И стал читать злые нескладные частушки:
Кутепова мы знаем по ухватке,
С говном он всех нас хочет съесть.
Среди командного состава
И гастрономы у нас есть!
— Глупо. Прекрати! — сказал Пауль. — Услышит кто — худо будет.
— А начхать, пусть доносят, — отмахнулся Артамонов и читал дальше:
Ах, штабики, все это штабики
всему виной. Погибло все,
что дорого нам. И не вернется
Никогда!
Послышался шорох гравия. Вернулся Гридасов. Артамонов замолчал, потом усмехнулся и с вызовом отбарабанил:
Витковского мы знаем по Каховке
Он очень модный генерал,
В боях командовал он ловко,
До Галлиполи доскакал!
Гридасов выпятил губу и издал какой-то мычащий звук.
— До Галлиполи доскакал! — повторил Артамонов с вызовом.
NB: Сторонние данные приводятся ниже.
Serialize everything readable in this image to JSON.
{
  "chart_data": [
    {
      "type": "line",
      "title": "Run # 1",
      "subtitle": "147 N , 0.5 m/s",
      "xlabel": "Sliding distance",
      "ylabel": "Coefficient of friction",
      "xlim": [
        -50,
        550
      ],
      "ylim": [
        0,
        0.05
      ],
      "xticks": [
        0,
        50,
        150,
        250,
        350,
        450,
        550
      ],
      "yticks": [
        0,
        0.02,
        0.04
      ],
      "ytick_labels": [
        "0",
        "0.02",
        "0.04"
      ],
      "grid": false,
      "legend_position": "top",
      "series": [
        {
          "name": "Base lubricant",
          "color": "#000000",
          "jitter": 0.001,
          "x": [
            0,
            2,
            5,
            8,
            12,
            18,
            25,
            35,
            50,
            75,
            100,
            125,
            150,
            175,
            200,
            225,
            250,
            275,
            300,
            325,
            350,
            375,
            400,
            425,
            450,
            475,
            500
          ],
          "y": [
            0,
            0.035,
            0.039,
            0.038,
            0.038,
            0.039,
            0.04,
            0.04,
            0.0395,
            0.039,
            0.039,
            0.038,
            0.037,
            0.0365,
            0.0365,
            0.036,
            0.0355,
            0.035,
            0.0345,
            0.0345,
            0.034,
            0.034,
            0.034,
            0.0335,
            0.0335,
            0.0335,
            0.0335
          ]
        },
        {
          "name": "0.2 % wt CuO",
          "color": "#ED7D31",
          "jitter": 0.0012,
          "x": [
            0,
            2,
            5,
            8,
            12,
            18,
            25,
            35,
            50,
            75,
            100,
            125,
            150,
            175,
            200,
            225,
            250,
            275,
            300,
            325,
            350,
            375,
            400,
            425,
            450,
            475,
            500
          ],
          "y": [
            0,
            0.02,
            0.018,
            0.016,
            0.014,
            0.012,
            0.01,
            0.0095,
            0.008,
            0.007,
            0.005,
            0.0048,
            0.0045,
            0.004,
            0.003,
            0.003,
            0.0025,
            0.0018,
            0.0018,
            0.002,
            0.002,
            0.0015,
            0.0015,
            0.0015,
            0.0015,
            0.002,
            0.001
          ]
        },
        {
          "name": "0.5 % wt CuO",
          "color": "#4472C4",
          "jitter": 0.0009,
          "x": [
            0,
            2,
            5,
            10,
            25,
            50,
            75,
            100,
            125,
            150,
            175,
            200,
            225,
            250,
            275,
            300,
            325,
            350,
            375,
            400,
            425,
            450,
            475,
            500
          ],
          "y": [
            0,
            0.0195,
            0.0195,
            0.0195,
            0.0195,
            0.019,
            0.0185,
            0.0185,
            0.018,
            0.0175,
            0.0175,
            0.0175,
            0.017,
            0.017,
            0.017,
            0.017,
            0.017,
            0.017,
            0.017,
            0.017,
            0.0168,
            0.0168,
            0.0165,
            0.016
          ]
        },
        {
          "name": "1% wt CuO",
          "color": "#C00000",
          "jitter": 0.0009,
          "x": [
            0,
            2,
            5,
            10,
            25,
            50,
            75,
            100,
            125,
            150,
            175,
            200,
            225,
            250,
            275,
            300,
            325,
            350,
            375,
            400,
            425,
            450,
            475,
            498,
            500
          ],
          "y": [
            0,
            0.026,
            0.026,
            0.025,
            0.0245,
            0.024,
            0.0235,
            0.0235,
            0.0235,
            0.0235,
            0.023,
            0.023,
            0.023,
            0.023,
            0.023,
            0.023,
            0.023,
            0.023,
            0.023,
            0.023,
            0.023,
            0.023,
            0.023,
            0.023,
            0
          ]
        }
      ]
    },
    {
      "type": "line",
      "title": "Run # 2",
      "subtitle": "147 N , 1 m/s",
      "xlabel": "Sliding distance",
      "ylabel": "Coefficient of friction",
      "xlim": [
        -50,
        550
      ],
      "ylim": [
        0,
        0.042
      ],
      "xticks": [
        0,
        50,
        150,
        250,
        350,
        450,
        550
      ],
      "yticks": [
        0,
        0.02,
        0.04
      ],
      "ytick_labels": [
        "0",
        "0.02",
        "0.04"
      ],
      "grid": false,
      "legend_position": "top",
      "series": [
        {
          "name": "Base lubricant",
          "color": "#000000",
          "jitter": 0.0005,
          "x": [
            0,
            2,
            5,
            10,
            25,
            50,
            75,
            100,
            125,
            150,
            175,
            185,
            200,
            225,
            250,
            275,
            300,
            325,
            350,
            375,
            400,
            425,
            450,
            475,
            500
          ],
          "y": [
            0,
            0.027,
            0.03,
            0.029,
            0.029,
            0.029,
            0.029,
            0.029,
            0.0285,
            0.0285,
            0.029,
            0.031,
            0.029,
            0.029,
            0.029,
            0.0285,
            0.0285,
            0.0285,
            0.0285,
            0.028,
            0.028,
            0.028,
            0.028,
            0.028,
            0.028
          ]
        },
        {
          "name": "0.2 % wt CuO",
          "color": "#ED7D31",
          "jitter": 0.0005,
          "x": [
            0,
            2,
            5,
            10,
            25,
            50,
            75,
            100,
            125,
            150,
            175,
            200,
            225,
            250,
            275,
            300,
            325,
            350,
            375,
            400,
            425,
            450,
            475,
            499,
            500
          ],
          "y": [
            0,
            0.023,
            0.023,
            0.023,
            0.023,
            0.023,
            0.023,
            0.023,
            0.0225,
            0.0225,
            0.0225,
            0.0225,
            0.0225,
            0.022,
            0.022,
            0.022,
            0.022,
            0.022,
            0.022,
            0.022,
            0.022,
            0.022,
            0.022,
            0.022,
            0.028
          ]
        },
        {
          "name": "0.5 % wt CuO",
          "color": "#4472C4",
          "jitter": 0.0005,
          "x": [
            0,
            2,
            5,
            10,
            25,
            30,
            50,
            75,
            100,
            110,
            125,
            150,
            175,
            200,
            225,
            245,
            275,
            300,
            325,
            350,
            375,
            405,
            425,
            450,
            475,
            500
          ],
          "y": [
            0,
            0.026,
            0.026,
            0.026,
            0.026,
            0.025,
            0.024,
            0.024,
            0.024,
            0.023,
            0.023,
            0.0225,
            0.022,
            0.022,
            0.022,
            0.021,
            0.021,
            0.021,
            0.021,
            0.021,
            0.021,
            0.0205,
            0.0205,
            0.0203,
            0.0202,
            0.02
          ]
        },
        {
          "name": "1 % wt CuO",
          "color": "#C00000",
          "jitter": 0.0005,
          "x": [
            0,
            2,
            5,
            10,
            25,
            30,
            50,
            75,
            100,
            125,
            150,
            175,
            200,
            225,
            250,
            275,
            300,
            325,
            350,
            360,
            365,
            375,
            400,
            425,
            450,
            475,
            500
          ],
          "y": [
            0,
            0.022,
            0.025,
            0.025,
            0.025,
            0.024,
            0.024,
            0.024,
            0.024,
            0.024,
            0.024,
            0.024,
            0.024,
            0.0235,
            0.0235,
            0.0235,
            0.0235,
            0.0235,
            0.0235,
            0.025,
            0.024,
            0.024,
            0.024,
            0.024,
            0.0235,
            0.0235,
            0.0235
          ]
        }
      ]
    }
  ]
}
— Брось, — пренебрежительно к его вызову вымолвил ротный. — Не болтай, а то вляпаешься… И ты тоже хорош! — кивнул он Паулю. — Позволяешь в своем взводе… В такое время!
Гридасов объединил Пауля с Артамоновым, что было несправедливо.
— Я не одобряю этих стихов, — заявил Пауль.
— Тогда заложите меня контрразведке, пусть меня шлепнут, — сказал Артамонов. — Господа однополчане!
— Ты сам себя закладываешь, несчастный, — сказал Гридасов.
Артамонов встал и ударил себя кулаком в грудь. Его короткая, будто обкусанная культя дернулась. Темный серебряный крестик на гайтане качнулся.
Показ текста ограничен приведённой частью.